Of course it took me a little while to find my feet. One of my early pieces, for example, I later had to retract: I had addressed the Intelligent Design debate with insufficient facts. I also focused more than I should have on being a lawyer. My pieces were too long – something a colleague eventually poked fun at when we were presenting a continuing professional education seminar together, and he assured the audience that in my segment, which came next, I would speak for several hours.
But I knew I had something to present, and a way of presenting it that I had to work out.
I started hitting my stride when I started to write about Afghanistan, Iraq, surveillance, all the lies pouring out of Bush’s White House, and the history of presidential constitutional violations and dishonesty that had enabled the current abuses. The core material was some research I had done nearly twenty years earlier, for a talk to the League of Women Voters, during the Reagan years. Bush, I now saw, was a logical extension of the Nixon and Reagan lies and the Johnson and Reagan overreach. That earlier work gave me a grounding, and my anger at the way things were going pushed me forward. Eventually, my War Powers, War Lies series within my column came to twenty-five columns, a small book.
Over the two years I was producing my War Powers series, I started having fans. People I met on the street, some of them strangers, mentioned that they read me regularly. I also acquired a few detractors, most of them being, however, opposed to what I said, not to me personally. I’m pleased to say that I never had anyone challenge my facts, however. I tried really hard to get them right.
Of course my little brush with local fame had at least one drawback. I knew from the start that any ambitions I had ever had to become a judge would vanish because of my outspokenness. The people who choose judges generally shy away from those with controversial viewpoints, particularly controversial ones from my end of the political spectrum. Luckily, I had never been prey to that ambition in anything but the vaguest daydream.
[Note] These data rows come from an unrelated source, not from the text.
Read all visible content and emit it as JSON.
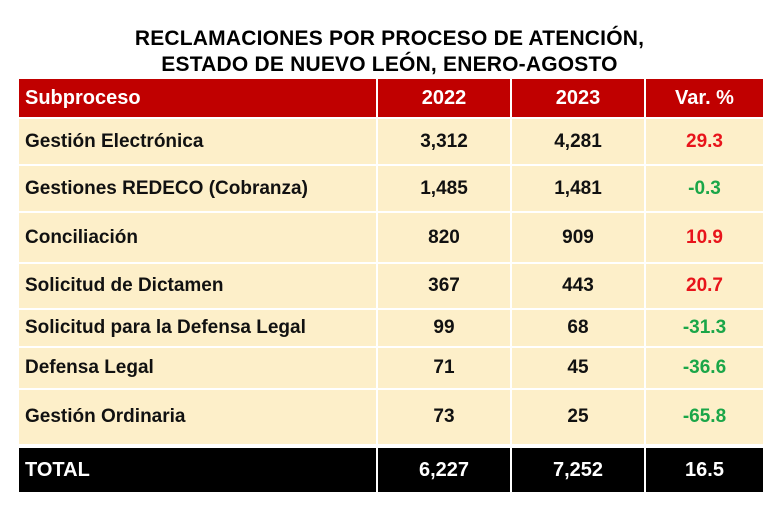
{
  "title": [
    "RECLAMACIONES POR PROCESO DE ATENCIÓN,",
    "ESTADO DE NUEVO LEÓN, ENERO-AGOSTO"
  ],
  "colors": {
    "header": "#c00000",
    "row": "#fdefc9",
    "total": "#000000",
    "positive": "#e8141b",
    "negative": "#1aa648"
  },
  "chart_data": {
    "type": "table",
    "title": "RECLAMACIONES POR PROCESO DE ATENCIÓN, ESTADO DE NUEVO LEÓN, ENERO-AGOSTO",
    "columns": [
      "Subproceso",
      "2022",
      "2023",
      "Var. %"
    ],
    "rows": [
      [
        "Gestión Electrónica",
        "3,312",
        "4,281",
        "29.3"
      ],
      [
        "Gestiones REDECO (Cobranza)",
        "1,485",
        "1,481",
        "-0.3"
      ],
      [
        "Conciliación",
        "820",
        "909",
        "10.9"
      ],
      [
        "Solicitud de Dictamen",
        "367",
        "443",
        "20.7"
      ],
      [
        "Solicitud para la Defensa Legal",
        "99",
        "68",
        "-31.3"
      ],
      [
        "Defensa Legal",
        "71",
        "45",
        "-36.6"
      ],
      [
        "Gestión Ordinaria",
        "73",
        "25",
        "-65.8"
      ]
    ],
    "total": [
      "TOTAL",
      "6,227",
      "7,252",
      "16.5"
    ]
  }
}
The ambition I had had, I’d already achieved: I was a name partner in a good law firm. Better yet, as I quickly realized, neither my clientele nor my partnership was going to put any appreciable crimp in my ability to be outspoken. I did not alienate any clients that I was aware of by what I said, nor did I confront what lawyers call issues conflicts (where a position you take in some public context is inconsistent with an argument you’re making on a client’s behalf), forcing me to silence myself or even moderate my views.
One’s Own Voice
The greatest gift, though, was finding my voice. I was expressing my distrust of the powers that were, my awareness of the evils wrought by the powers that had been, and my bitterness about the whole situation, with all the honesty and erudition at my disposal. I had never heard myself talking that way before. And I kinda liked that sound.
The first time I heard Not Ready to Make Nice I snapped to attention. The Chicks were singing exactly what I was feeling. Of course they had been playing for much greater personal and business stakes than I. But the exaltation at breaking through, at saying what they felt, at liking how they sounded: that was what I was feeling. That song was my anthem.
Even now, a decade later, I still get a glint in my eye when I hear it.